The lead at first might seem rather passive. Who cares that this guy’s mother wanted him to be a doctor but that he quit college to enter the Aviation Cadet program to fly T-34s, T-28s and jet T-33s? Well, this reviewer certainly did, because it described me to a T. I also am an only child whose mother wanted him to be a doctor, but I dropped out of college and graduated in Class 57R at Greenville Air Force Base, less than two years before the author did.

Cook tells it as it was in the rigorous and often dangerous world of the combat airman. But he also tells his story with warmth and humor and in a smooth-flowing style that should make the book appealing even to readers whose mothers never wanted them to cure people instead of fly planes.
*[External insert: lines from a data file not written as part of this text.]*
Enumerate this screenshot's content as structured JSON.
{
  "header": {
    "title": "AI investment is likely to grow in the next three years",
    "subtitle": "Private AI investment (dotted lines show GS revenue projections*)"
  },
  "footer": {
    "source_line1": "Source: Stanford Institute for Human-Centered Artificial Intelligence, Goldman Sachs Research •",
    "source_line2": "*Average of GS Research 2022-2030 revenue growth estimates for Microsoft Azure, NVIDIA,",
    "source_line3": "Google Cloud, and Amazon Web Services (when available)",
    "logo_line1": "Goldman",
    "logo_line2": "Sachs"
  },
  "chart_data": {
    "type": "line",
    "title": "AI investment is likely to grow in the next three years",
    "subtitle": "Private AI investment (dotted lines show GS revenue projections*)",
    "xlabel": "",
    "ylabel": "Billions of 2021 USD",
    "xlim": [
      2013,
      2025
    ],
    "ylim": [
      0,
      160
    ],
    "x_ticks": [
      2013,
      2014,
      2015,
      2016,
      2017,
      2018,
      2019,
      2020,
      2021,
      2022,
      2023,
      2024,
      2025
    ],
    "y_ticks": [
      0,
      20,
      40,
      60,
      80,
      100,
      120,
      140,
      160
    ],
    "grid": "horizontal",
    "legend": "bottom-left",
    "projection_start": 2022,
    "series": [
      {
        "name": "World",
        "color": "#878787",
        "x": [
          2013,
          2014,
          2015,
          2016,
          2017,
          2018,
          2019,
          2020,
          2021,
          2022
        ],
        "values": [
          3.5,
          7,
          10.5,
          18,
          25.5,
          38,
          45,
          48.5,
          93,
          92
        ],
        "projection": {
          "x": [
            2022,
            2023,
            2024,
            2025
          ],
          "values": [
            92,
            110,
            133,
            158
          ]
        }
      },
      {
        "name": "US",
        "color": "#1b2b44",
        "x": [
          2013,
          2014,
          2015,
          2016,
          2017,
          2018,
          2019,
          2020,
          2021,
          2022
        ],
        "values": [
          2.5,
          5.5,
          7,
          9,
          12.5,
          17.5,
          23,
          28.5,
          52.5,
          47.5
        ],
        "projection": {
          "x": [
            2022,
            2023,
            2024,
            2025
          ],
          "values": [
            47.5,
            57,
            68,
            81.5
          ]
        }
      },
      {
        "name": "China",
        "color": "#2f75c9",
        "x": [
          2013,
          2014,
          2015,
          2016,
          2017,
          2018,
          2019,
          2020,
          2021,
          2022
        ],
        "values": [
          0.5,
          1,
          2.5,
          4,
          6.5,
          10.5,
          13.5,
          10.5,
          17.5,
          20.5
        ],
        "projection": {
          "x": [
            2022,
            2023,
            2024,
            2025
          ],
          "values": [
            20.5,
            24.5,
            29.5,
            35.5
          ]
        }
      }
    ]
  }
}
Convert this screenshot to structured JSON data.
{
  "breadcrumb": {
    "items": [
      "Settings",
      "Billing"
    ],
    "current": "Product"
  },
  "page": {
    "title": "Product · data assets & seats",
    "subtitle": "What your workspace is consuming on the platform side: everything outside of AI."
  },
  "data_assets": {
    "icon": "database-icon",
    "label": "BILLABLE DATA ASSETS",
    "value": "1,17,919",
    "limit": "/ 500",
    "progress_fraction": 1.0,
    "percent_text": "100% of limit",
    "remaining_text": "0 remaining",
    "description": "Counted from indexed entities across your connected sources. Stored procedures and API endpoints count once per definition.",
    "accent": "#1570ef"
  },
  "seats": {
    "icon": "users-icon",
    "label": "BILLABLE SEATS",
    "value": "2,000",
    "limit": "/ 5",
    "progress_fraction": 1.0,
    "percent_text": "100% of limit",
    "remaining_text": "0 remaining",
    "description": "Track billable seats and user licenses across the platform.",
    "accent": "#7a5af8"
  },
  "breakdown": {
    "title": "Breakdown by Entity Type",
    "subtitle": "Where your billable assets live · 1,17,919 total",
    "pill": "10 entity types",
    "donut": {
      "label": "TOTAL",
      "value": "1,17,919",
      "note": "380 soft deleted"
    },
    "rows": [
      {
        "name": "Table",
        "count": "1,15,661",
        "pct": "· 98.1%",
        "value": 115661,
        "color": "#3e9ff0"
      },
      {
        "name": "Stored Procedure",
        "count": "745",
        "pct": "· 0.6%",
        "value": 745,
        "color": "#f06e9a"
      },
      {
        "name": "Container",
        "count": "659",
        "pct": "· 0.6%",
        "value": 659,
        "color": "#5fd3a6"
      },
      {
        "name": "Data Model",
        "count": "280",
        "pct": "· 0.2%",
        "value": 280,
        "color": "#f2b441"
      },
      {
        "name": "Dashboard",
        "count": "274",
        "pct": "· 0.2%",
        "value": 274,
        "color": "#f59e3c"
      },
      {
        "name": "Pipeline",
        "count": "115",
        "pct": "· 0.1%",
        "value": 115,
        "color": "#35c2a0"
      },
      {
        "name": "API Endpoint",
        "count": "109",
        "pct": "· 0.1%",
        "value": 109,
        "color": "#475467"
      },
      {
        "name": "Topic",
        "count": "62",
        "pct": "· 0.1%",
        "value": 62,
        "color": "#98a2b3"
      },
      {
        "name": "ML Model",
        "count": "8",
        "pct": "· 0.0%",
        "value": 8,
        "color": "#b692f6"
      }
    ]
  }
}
Cook sometimes gets a little chatty, addressing the reader as “you,” which at first bothered me. However, this is a book that he wanted to write for his grandchildren, and that fact has probably contributed to its charm and readability–and we outside readers have been granted the privilege of going along for the ride (er, flight). At one point, there are some nice touches. Cook the pilot gets a dream assignment and Cook the author writes, “You couldn’t have gotten the grin off my face with a bulldozer.

This is the best personal narrative of a fighter pilot’s complete career I have seen. It is both factually accurate and pleasantly readable. Not surprisingly, I highly recommend it. Cook’s story will captivate both the neophyte to the world of flying and the old hand as well.